Whenever possible, hold an asset for longer than a year so you can qualify for the long-term capital gains tax rate when you sell. That tax rate is significantly lower than the short-term capital gains rate for most assets. But again, be sure that holding the investment for that long aligns with your investment goals.
» MORE: Find out how a wealth tax works
Use investment capital losses to offset gains
The difference between your capital gains and your capital losses is called your “net capital gain.” If your losses exceed your gains, however, that's called a "net capital loss," and you can use it to offset your ordinary income by up to $3,000 ($1,500 for those married filing separately).
That's helpful in years when the stock market is down or volatile, like we saw in 2022. Any additional losses can be carried forward to future years to offset capital gains or up to $3,000 of ordinary income per year.
Hold the shares inside an IRA, 401(k) or other tax-advantaged account
Once money is in your 401(k), and as long as the money remains in the account, you pay no taxes on investment growth, interest, dividends or investment gains.
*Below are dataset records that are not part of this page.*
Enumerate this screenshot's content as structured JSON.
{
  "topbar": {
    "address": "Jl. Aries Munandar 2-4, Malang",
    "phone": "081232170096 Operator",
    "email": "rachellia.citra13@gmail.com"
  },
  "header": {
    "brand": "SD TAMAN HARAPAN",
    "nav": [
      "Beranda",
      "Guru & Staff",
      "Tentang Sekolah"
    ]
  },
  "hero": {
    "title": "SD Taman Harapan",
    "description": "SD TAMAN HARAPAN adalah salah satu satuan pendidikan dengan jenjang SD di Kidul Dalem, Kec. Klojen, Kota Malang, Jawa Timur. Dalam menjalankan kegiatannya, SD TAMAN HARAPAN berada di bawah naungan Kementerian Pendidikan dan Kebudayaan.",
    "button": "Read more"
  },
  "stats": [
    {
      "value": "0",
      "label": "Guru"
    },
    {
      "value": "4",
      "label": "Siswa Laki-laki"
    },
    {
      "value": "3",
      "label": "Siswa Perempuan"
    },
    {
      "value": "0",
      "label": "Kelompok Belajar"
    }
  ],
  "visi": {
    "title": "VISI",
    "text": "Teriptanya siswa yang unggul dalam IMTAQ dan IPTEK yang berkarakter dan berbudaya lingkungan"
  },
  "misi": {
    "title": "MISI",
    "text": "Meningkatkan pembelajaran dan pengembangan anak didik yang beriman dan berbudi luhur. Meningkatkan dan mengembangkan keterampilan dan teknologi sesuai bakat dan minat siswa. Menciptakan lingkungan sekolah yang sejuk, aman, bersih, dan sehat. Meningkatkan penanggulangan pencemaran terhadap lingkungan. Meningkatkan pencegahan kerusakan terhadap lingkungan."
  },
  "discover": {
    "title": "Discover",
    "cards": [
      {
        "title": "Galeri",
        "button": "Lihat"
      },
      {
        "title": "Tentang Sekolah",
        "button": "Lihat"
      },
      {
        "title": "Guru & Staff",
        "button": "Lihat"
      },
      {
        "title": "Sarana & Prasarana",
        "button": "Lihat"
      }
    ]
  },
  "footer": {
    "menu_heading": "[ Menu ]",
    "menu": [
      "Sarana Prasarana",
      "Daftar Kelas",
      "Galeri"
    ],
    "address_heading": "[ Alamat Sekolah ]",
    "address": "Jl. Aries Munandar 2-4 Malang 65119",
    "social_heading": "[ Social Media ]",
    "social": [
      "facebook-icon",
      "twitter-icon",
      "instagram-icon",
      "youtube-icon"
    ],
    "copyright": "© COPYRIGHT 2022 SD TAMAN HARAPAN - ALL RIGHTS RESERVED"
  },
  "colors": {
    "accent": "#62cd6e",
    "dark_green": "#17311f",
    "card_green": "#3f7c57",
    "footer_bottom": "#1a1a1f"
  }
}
You can convert a traditional IRA into a Roth IRA so that withdrawals in retirement are tax-free. But note, only post-tax dollars get to go into Roth IRAs. So if you deducted traditional IRA contributions on your taxes and then decide to convert this to a Roth, you’ll need to pay taxes on the money you contributed, just like everyone else who invests in a Roth IRA. A backdoor Roth allows individuals with high incomes to enjoy the benefit of a Roth IRA despite the IRS income limit.